IDC Lowers 2013 Tablet Forecast To 227M, As Phablets And Wearables Crowd Into The Market



kids on tablets

The PC industry may be shaken up by the rapid encroachment of tablets into consumer and enterprise spending habits — a trend that’s seeing lighter devices like the iPad, as well as cheaper tablets like Amazon’s Kindle Fire and more, eat into the marketshare of bigger and more expensive computers. But it’s all a matter of perspective: today IDC said that it’s actually lowering forecasts for tablet shipments this year and in the future.


“Growing competition”, IDC says, from smartphones with bigger screens (the recently-legitimized phablet) and wearables like smart watches, combined with a lack of exciting tablet product launches in Q2, are leading the analysts to says that there will be 227.4 million tablets shipped worldwide in 2013, down some 2 million from 229.3 million as previously estimated.


Yes, it’s not a huge drop, and you can argue that these are only estimates anyway. And it’s still some 57.7% higher than 2012 shipments. But IDC’s figures point some themes that are worth watching for: whether even less-expensive tablets are possibly still too expensive for what consumers are willing to pay; whether even tablets — in some regards pared-down in functionality from PCs — are still too over specced for what many consumers want and need; and the issue of how much of our wallet we will want to dedicate to these products, as more of them enter the market.


On the enterprise side, IDC notes that right now, in fact the tablet is pretty minor but is growing: It notes that tablet adoption in sectors like education and retail collectively accounted for 10% of all tablet sales in 2012, and that will only grow to 20% by 2017.



IDC also notes that it’s starting to see more developed markets already take their feet off the gas in terms of rapid adoption, with “maturing markets such as the U.S. now expected to cede share more rapidly to emerging markets such as Asia/Pacific.” It predicts that by 2017 there will be 407 million tablets shipped.


More immediately, competitive pressures will mean lower prices for tablets coming soon, IDC notes. “We expect average selling prices to continue to compress as more mainstream vendors utilize low-cost components to better compete with the whitebox tablet vendors that continue to enjoy widespread traction in the market despite typically offering lower-quality products and poorer customer experiences,” writes Tom Mainelli, research director for tablets.
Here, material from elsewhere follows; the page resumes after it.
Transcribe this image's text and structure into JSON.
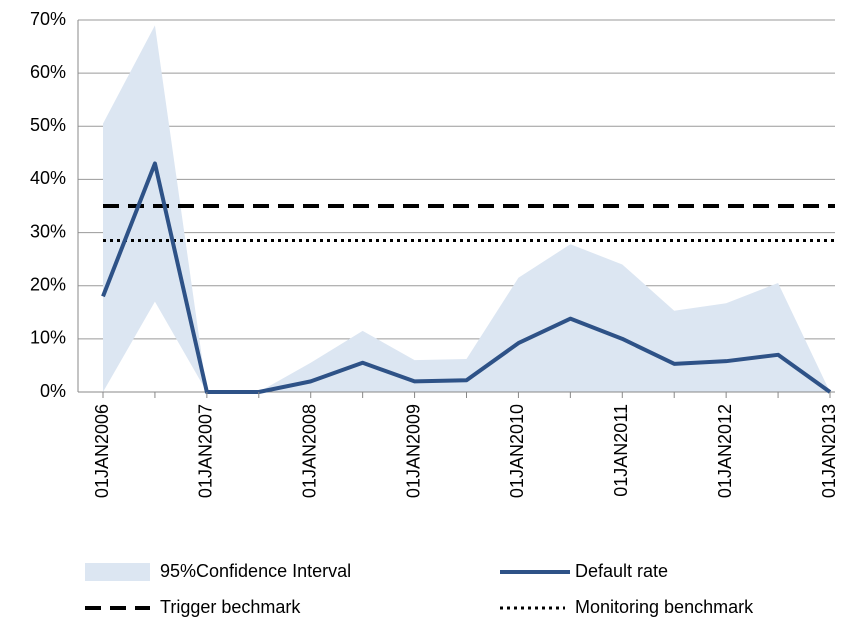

In terms of regional activity, IDC points out that North America, Western Europe and Japan, which had traditionally been the leaders in tablet adoption, are already seeing some slow-down in sales, compared to other parts of the world. Today they account for 60.8% of the market, but that will drop to 49% by 2017, with emerging markets making up the remaining 51%. (Another proof point for why it’s so important for companies like Google, Facebook and others to build out there businesses in these markets.)



“Year-on-year growth is beginning to slow as the tablet market approaches early stages of maturity,” said Jitesh Ubrani, research analyst for IDC’s Worldwide Quarterly Tablet Tracker. “Much of the long-term growth will be driven by countries like China where projected growth rates will be consistently higher than the worldwide average.”